Close on Finland’s heels is Poland, whose enormously ambitious program of rapid expansion of its military since Russia’s full-scale invasion of Ukraine in February 2022 sets an example for NATO allies of what can and must be done. Giles notes that “if the remainder of Europe treated their national security in the way that its easternmost neighbors do, the continent would be vastly safer” than it is today, and he starkly warns that “only a radical transformation of their defenses will render them capable of actually surviving a full-scale war” with Russia. NATO and its European member states will not be ready if they continue to prepare at their current pace.
To this reader, there is no denying Giles’s underlying pessimism about what the future holds.

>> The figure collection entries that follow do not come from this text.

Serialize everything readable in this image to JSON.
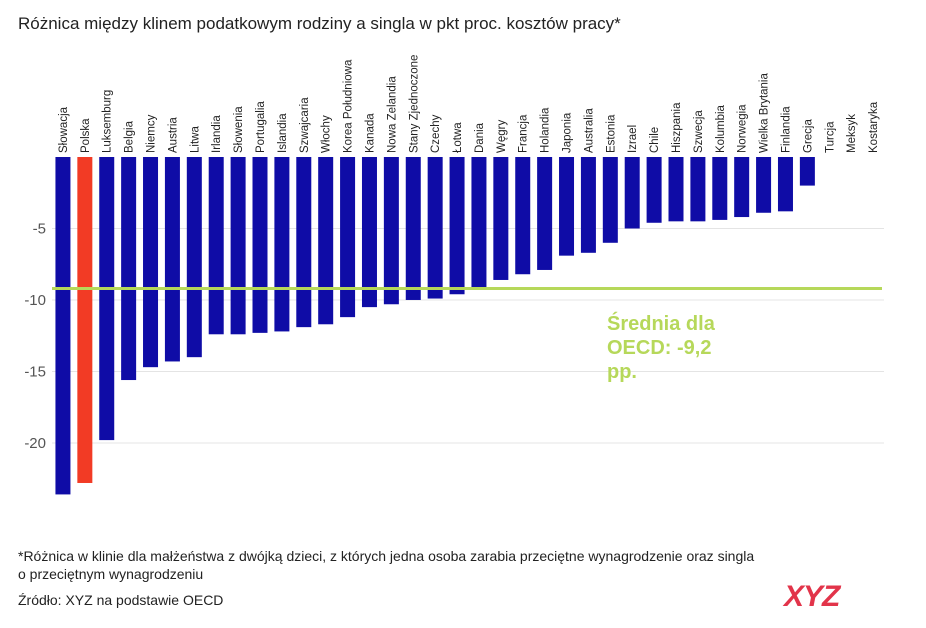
{
  "chart_data": {
    "type": "bar",
    "title": "Różnica między klinem podatkowym rodziny a singla w pkt proc. kosztów pracy*",
    "categories": [
      "Słowacja",
      "Polska",
      "Luksemburg",
      "Belgia",
      "Niemcy",
      "Austria",
      "Litwa",
      "Irlandia",
      "Słowenia",
      "Portugalia",
      "Islandia",
      "Szwajcaria",
      "Włochy",
      "Korea Południowa",
      "Kanada",
      "Nowa Zelandia",
      "Stany Zjednoczone",
      "Czechy",
      "Łotwa",
      "Dania",
      "Węgry",
      "Francja",
      "Holandia",
      "Japonia",
      "Australia",
      "Estonia",
      "Izrael",
      "Chile",
      "Hiszpania",
      "Szwecja",
      "Kolumbia",
      "Norwegia",
      "Wielka Brytania",
      "Finlandia",
      "Grecja",
      "Turcja",
      "Meksyk",
      "Kostaryka"
    ],
    "values": [
      -23.6,
      -22.8,
      -19.8,
      -15.6,
      -14.7,
      -14.3,
      -14.0,
      -12.4,
      -12.4,
      -12.3,
      -12.2,
      -11.9,
      -11.7,
      -11.2,
      -10.5,
      -10.3,
      -10.0,
      -9.9,
      -9.6,
      -9.3,
      -8.6,
      -8.2,
      -7.9,
      -6.9,
      -6.7,
      -6.0,
      -5.0,
      -4.6,
      -4.5,
      -4.5,
      -4.4,
      -4.2,
      -3.9,
      -3.8,
      -2.0,
      0,
      0,
      0
    ],
    "color": "#0f0ca6",
    "highlight": {
      "category_index": 1,
      "color": "#f23b25"
    },
    "ylim": [
      -24.2,
      0
    ],
    "yticks": [
      -5,
      -10,
      -15,
      -20
    ],
    "grid": true,
    "reference_line": {
      "value": -9.2,
      "color": "#b6d85a",
      "label": "Średnia dla OECD: -9,2 pp."
    },
    "footnote": "*Różnica w klinie dla małżeństwa z dwójką dzieci, z których jedna osoba zarabia przeciętne wynagrodzenie oraz singla o przeciętnym wynagrodzeniu",
    "source": "Źródło: XYZ na podstawie OECD",
    "logo": "XYZ"
  }
}
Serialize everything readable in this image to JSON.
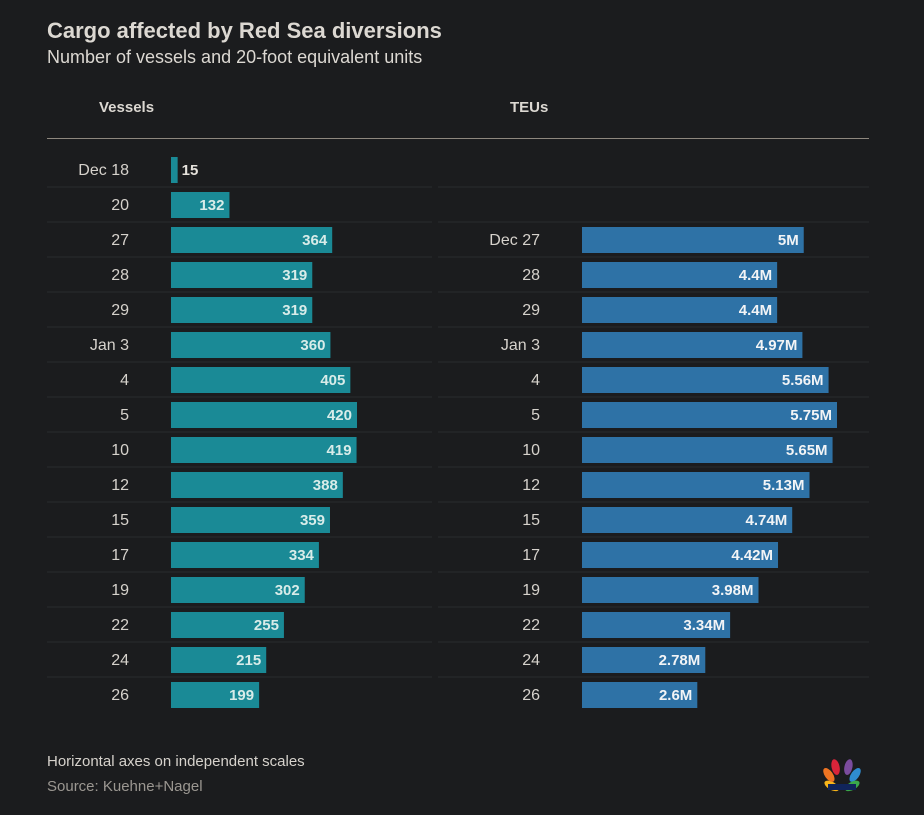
{
  "header": {
    "title": "Cargo affected by Red Sea diversions",
    "subtitle": "Number of vessels and 20-foot equivalent units",
    "col_vessels": "Vessels",
    "col_teus": "TEUs"
  },
  "footer": {
    "note": "Horizontal axes on independent scales",
    "source": "Source: Kuehne+Nagel"
  },
  "logo": {
    "name": "CNBC"
  },
  "colors": {
    "vessels": "#1a8a96",
    "teus": "#2e72a6",
    "background": "#1b1c1e",
    "row_line": "#2a2b2e"
  },
  "chart_data": [
    {
      "type": "bar",
      "orientation": "horizontal",
      "title": "Vessels",
      "categories": [
        "Dec 18",
        "20",
        "27",
        "28",
        "29",
        "Jan 3",
        "4",
        "5",
        "10",
        "12",
        "15",
        "17",
        "19",
        "22",
        "24",
        "26"
      ],
      "values": [
        15,
        132,
        364,
        319,
        319,
        360,
        405,
        420,
        419,
        388,
        359,
        334,
        302,
        255,
        215,
        199
      ],
      "labels": [
        "15",
        "132",
        "364",
        "319",
        "319",
        "360",
        "405",
        "420",
        "419",
        "388",
        "359",
        "334",
        "302",
        "255",
        "215",
        "199"
      ],
      "xlim": [
        0,
        420
      ]
    },
    {
      "type": "bar",
      "orientation": "horizontal",
      "title": "TEUs",
      "categories": [
        "Dec 27",
        "28",
        "29",
        "Jan 3",
        "4",
        "5",
        "10",
        "12",
        "15",
        "17",
        "19",
        "22",
        "24",
        "26"
      ],
      "values": [
        5000000,
        4400000,
        4400000,
        4970000,
        5560000,
        5750000,
        5650000,
        5130000,
        4740000,
        4420000,
        3980000,
        3340000,
        2780000,
        2600000
      ],
      "labels": [
        "5M",
        "4.4M",
        "4.4M",
        "4.97M",
        "5.56M",
        "5.75M",
        "5.65M",
        "5.13M",
        "4.74M",
        "4.42M",
        "3.98M",
        "3.34M",
        "2.78M",
        "2.6M"
      ],
      "xlim": [
        0,
        5750000
      ]
    }
  ]
}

While the most immediate need is for “a concerted effort by the West to fully block Russia’s oil revenues,” which are what allow Putin to fund his war machine, he rightly worries that “ruling out NATO membership for Ukraine” inescapably provides “an incentive for Russia to ensure the conflict” indeed does not end. Giles names neither Hungarian president Viktor Orbán nor American commentator Tucker Carlson, but he rightly rues how there are public figures willing to excuse or applaud Putin now as there were for Hitler and Stalin in the 1930s.
Who Will Defend Europe? deserves a wide readership, not only in western European capitals and parliaments but also at the top reaches of the Trump administration. Giles’s richly documented and persuasively argued case makes all too clear that to bring about Europe’s greatest tragedy since the 1940s, Russia only needs to persuade NATO that the costs of confronting Moscow are unaffordable.